Reviews

The Miseducation of Cameron Post (15) | Close-Up Film Review

Dir. Desiree Akhavan, US, 2018,  91 mins

Cast:  Chloë Grace Moretz, Jennifer Ehle, Sasha Lane, John Gallagher Jr

Review by Carol Allen

 

Based on a young adult novel by Emily M. Danforth this story is set in Montana in the 1990s. Cameron of the title (Chloë Grace Moretz) is a high school girl living with her Christian fundamentalist and evangelical aunt and uncle after her parents are killed.  

When Cameron is caught making out with another girl on prom night, she is sent off to a Christian run conversion therapy centre for teens “struggling with same sex attraction”, as they term it.

The ”treatments” are ghastly – would be jolly sing songs promoting the Christian message and therapies based on distinctly dodgy psychology.  And the whole idea of the centre not unpredictably backfires, as it is likely to when you incarcerate a group of gay teenagers together. Cameron finds like minded souls with whom to rebel in a community of outcasts.
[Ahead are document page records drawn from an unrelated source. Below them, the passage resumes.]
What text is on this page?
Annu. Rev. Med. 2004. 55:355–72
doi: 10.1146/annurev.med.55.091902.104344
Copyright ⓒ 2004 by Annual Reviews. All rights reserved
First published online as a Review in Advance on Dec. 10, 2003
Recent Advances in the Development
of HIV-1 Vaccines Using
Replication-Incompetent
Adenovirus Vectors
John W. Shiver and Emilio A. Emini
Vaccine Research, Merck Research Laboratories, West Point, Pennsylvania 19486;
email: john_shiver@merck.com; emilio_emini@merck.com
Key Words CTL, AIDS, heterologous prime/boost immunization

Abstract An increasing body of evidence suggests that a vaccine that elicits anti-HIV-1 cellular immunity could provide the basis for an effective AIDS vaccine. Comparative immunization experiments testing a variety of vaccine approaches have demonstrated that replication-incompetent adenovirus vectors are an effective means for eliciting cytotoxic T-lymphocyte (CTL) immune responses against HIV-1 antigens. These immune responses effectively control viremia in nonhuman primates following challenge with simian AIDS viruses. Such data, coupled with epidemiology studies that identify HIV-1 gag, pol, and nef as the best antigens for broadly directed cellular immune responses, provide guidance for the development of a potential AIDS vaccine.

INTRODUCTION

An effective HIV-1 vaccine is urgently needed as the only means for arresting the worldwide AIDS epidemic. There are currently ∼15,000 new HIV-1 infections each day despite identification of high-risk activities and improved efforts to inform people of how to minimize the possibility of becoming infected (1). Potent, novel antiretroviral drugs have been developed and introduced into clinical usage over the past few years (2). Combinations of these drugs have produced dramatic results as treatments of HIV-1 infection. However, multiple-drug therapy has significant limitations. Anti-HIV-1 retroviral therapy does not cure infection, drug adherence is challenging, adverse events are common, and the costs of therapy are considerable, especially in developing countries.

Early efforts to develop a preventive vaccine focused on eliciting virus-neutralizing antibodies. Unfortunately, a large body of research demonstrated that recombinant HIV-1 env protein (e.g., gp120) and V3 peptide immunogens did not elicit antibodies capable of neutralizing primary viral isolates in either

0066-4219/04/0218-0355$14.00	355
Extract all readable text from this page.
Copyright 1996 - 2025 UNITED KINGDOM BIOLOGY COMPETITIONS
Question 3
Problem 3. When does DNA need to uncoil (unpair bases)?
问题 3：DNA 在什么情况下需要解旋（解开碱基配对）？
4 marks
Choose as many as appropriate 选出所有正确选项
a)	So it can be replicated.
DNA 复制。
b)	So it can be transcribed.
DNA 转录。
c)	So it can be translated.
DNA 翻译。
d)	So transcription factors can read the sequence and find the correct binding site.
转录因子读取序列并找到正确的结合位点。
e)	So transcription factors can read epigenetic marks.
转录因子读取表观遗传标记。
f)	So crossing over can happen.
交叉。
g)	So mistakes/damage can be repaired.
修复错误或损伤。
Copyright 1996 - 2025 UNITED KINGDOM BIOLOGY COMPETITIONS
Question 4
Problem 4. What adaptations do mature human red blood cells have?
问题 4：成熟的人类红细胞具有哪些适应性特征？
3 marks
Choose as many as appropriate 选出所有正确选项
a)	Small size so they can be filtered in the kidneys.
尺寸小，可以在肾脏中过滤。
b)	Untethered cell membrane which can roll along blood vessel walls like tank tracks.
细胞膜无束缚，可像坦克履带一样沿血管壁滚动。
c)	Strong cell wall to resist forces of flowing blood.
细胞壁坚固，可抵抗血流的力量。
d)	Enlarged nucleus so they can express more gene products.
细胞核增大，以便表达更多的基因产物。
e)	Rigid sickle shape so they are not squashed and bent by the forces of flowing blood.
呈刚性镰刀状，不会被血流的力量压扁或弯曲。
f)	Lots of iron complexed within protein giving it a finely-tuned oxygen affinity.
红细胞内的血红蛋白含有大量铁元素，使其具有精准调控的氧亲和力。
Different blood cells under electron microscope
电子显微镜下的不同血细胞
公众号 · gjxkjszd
It’s a story line, which should have us in there rooting for Cameron and her chums.  But it somehow fails to engage emotionally, either in its comic moments or its emotional premise.

Moretz is a beautiful young actress with a very expressive face but her mumbly diction combined with her American accent sometimes makes her dialogue difficult to understand, so we are in danger of missing important information.

Her two pals in the institution, Jane (Sasha Lane) and native American Adam Red Eagle (Forrest Goodluck) with whom Cameron enjoys the pot they grow together in a nearby wood, are under characterised.   John Gallagher Jr. has a good stab at the Reverend Rick, a conflicted, supposedly “reformed” homosexual, who has been “saved” by his sister Lydia (Jennifer Ehle), with whom he runs the centre.

The most fully rounded performance comes from Ehle, all honey on the outside but masking a steely and inflexible determination to convert these kids back to her idea of the right way, whatever the cost to them.